Problem 2 — Reduce Gmail’s mail storage size
There are at least 4 different ways Gmail can save storage space. Let us describe each one and discuss the pros and cons of each.
Apply a compression algorithm or concatenate mails before compressing.
Cons: It will make the mails slower to access.
Mitigation: Selectively/smartly choosing mails to compress.
Cons: Auto-deleting mails goes against Gmails marketing.
Mitigation: Auto-delete mails after a certain amount of days or use AI to determine mails that may never be required smartly.
3. Single Item storage
Keep a single copy of emails, images, and attachments included in multiple mails.
4. Client-Side storage
Store some mails on the client machine (similar to WhatsApp).
Cons: The user won’t be able to access all mails across different machines.
Mitigation: Selectively/smartly choosing mails to store locally at the client machine.
5. Off-site storage
We can store some mails on off-site storage, which is significantly cheaper.
Cons: It will make the mails slower to access.
Mitigation: Selectively/smartly choosing mails to store off-site.
We can also determine the storage reduction strategy based on the types of Gmail users/customers and their use cases/problems.
Problem 3— Resolve a server bottleneck
If you had an application running on a server that stored your client’s insurance information and your colleagues wanted to access and update these docs. Still, they complained about the long wait times and network disconnections.
Causes for slow response times:
- Network: Network latency can be caused by slow or overloaded network connections at the data center or the end user’s location. A slow Internet backbone can also be the cause of network latency.
- Server: Server latency is caused by slow processors and inefficient server hardware architectures.
- Storage: Storage latency is due to slow performing storage devices. Solid state drives and in-memory solutions offer higher performance.
- Database: Database (DB) latency occurs when the application makes frequent database trips. DB latency can be especially challenging in storing binary data since DBs are meant to store relational data.
- Application latency: Applications are inefficiently slow if:
- They use suboptimal data structures and poor algorithms.
- They run on operating systems that aren’t optimized for the latest hardware.

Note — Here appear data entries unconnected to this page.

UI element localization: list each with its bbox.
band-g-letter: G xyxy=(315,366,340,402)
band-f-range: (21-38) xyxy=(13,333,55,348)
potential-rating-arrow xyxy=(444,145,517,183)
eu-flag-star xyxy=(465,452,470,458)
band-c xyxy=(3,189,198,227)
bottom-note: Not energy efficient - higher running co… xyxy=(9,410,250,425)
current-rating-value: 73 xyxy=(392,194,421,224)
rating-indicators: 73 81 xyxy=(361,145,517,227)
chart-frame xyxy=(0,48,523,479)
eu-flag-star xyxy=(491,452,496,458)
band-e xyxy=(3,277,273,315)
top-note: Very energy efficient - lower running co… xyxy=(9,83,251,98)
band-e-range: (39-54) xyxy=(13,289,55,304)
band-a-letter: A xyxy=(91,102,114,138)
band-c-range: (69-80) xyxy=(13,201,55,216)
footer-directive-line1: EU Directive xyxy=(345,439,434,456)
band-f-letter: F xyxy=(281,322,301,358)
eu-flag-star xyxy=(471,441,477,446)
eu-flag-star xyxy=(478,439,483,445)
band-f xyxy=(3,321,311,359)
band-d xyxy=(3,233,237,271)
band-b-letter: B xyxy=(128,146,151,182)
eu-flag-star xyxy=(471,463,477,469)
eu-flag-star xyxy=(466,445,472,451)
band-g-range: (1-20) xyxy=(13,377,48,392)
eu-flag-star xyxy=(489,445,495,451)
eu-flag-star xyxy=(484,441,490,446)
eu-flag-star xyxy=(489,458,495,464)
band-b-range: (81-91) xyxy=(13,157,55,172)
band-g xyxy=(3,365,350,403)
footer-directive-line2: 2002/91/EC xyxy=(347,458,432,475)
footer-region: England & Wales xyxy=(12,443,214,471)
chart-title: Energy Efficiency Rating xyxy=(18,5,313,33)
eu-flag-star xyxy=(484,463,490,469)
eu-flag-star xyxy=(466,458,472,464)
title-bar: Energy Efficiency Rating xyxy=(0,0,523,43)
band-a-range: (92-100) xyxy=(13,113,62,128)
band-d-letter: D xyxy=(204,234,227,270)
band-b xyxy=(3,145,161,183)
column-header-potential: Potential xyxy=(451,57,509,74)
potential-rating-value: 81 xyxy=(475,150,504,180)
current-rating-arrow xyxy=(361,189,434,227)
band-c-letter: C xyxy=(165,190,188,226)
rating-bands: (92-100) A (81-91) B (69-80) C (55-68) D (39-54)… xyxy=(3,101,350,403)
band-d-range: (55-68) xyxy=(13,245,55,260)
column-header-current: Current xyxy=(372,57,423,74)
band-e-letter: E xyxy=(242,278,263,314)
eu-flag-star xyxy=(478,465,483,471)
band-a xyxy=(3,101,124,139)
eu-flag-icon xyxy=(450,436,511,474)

- If there are deadlock scenarios.
Let’s say the IT team has ruled out the network, server, storage, and application latency. They’ve isolated it to database latency.
How can we solve it?
1. Use a different backend for our application. Many companies are now using NoSQL solutions such as MongoDB to store non-relational data.
2. Migrate our binary data into documents stored on a file system or SAN/NAS storage. This minimizes DB trips and DB latency.
3. Utilize an in-memory distributed cache. This would alleviate database traffic with a cache system that’s optimized for read operations.
Problem 4— Design a Blogging Application
Let us end by designing the data model and key functions of a Blogging website.
Blog post data model:
- Blog post number
- Blog author’s email
Comments data model:
- Comment number
- Comment author’s email
Let us walk through how all this comes together, i.e., walk-through of user input interacts with each part of the program:
- The user visits the blog home page. This calls GetAllPosts(), which gets the last 10 blog posts in reverse chronological order.
- Once the data is retrieved, ShowAllPosts() puts the information in the appropriate view, including the HTML rendered in the user’s brow.
- A user can click to see a specific blog post. This calls GetSinglePost() and a subroutine, GetComments(), which retrieves that specific blog post and comments from the database.
- Once the data is retrieved, ShowSinglePost() puts the information in the appropriate view.
- If the user decides to add a comment, it calls AddComment(), which saves the author’s comment to the database after appropriate authentication.
- If the user decides to add a new blog, it calls AddNewPost(), which saves the author’s blog to the database after appropriate authentication.